"I hope Mondale doesn't have any dreams of being a show cat. Yeah, Mondale, you'd never win, because you are not pretty!"
"It's not a beauty contest, it's a scholarship pageant. Mondale, you'd still never win, because you are not bright. Isis, you could be a real contender if you'd slim down a little."
(That was the point at which Isis glared down at me from Mondale's food bowl. Mondale's food is six feet up in the tall cat tree to discourage Isis from eating it. Mondale was still just hanging out completely unaware that sometimes when people make those weird noises, they're trying to communicate with you.)
My boyfriend and I then spent some time helping Mondale remininsce about his former life living in a tiny apartment in the West Valley. (You know, did he miss the six yappy dogs he had to live with and was he ever involved in any gang activity...)
"Maybe that's why he and Isis have to squabble so much. Because Isis was born in a barn and Mondale is a city cat."

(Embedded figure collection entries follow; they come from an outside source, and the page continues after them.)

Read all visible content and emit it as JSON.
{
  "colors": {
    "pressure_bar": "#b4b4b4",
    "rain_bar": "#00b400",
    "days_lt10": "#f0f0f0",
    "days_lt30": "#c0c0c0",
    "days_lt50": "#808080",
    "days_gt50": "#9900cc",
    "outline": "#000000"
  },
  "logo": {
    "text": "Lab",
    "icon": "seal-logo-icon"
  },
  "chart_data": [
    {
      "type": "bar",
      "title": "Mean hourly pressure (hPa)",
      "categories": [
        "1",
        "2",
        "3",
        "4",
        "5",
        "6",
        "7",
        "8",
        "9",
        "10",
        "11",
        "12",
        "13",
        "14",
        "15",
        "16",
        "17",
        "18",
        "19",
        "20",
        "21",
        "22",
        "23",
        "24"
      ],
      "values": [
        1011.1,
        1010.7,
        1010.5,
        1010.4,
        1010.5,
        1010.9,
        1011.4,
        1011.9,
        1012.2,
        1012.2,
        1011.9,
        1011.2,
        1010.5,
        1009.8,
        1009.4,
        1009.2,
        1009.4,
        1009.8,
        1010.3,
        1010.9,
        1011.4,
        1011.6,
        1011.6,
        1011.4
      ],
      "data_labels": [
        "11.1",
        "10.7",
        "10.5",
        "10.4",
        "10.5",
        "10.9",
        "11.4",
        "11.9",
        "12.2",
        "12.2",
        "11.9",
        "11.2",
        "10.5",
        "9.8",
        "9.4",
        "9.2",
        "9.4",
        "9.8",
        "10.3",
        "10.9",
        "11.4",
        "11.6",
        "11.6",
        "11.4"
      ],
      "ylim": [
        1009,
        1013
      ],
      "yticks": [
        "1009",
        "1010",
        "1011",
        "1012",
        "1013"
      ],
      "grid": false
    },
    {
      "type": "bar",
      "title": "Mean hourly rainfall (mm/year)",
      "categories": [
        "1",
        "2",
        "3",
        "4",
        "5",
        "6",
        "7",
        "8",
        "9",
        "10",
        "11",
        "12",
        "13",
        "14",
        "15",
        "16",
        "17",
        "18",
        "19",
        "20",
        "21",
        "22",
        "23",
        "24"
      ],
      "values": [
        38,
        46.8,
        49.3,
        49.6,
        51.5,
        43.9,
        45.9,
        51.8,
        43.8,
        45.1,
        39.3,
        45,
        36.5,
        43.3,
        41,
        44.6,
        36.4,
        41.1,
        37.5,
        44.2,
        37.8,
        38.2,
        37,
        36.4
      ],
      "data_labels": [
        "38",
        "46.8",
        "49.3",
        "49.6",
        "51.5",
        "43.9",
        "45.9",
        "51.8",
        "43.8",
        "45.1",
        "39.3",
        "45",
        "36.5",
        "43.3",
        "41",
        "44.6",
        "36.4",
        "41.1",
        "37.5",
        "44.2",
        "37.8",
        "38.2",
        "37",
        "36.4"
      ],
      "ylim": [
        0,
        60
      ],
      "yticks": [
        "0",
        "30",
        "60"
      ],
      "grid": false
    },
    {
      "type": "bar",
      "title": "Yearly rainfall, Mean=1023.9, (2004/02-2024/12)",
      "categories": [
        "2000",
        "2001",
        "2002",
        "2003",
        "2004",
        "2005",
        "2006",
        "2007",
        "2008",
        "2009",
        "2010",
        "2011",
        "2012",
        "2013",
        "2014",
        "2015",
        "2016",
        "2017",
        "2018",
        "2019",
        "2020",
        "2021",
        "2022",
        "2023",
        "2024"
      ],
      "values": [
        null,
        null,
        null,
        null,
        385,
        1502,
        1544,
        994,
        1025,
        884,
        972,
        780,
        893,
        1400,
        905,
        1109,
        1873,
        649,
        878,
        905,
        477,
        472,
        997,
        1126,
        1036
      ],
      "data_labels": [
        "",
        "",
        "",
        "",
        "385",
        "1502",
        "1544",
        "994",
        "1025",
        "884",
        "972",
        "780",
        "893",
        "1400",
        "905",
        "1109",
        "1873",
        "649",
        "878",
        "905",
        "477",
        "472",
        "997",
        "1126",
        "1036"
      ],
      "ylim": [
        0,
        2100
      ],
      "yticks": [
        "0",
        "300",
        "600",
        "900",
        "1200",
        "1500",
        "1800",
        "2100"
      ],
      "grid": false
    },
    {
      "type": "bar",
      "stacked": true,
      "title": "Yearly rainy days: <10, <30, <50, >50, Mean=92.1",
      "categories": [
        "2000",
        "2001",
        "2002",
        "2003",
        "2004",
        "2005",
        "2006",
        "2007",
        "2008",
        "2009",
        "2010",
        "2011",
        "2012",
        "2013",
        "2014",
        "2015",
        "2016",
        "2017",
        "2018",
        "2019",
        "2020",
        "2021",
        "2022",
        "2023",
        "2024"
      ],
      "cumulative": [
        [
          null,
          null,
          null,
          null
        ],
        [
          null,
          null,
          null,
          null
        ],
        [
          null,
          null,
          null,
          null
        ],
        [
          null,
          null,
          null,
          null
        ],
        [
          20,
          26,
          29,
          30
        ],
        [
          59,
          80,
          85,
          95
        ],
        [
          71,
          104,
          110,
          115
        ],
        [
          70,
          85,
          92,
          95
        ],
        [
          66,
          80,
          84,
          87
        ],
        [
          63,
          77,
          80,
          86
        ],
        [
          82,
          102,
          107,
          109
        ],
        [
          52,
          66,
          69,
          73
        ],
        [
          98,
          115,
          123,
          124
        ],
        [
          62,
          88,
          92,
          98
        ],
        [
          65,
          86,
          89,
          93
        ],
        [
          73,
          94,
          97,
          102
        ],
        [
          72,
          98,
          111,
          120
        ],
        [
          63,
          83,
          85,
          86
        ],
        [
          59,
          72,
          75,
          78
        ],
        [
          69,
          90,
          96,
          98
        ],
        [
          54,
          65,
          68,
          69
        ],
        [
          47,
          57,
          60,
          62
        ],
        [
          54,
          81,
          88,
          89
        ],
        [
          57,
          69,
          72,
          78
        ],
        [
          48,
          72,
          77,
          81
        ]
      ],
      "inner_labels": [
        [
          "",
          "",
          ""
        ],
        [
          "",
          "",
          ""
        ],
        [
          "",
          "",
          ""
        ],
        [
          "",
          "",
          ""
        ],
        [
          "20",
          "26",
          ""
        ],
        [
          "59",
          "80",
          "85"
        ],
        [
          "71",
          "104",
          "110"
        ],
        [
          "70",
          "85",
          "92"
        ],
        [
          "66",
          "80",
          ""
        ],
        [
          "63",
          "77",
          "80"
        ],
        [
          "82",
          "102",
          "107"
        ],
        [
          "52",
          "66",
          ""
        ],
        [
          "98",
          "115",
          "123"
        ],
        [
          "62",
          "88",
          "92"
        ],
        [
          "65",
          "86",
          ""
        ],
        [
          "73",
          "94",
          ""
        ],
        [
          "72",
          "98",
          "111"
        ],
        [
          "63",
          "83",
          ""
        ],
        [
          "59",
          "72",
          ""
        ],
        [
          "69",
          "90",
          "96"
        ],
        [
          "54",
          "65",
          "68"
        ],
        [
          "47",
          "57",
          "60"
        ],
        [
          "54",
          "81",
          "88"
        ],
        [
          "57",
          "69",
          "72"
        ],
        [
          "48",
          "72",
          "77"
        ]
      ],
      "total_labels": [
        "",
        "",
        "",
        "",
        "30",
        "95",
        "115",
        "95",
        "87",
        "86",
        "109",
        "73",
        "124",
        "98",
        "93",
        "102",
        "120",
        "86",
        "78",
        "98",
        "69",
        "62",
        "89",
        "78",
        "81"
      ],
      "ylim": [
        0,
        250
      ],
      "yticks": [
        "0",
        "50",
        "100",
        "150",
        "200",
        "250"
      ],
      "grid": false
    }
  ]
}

"Isis is way smarter than Mondale."
"I didn't say Isis was as stupid as Mondale. I said he's not as urban."
"I was talking about street smarts."
"Okay, yeah, Isis does have all the street smarts."
"Look at him! He's being cute again!"
(looks at the small cat.)
"No, not that one. Isis. The cute one."
Poor little Mondale. He has to wear festive holiday toenails, and he's not the cutest or the smartest or the toughest... He is the smallest and the fastest and the biggest attention whore.
And after his rough start in that tiny studio apartment with all those dogs and rats and sugar gliders where he wasn't even allowed on the bed (and the bed was most of the apartment), he still thinks his life is great.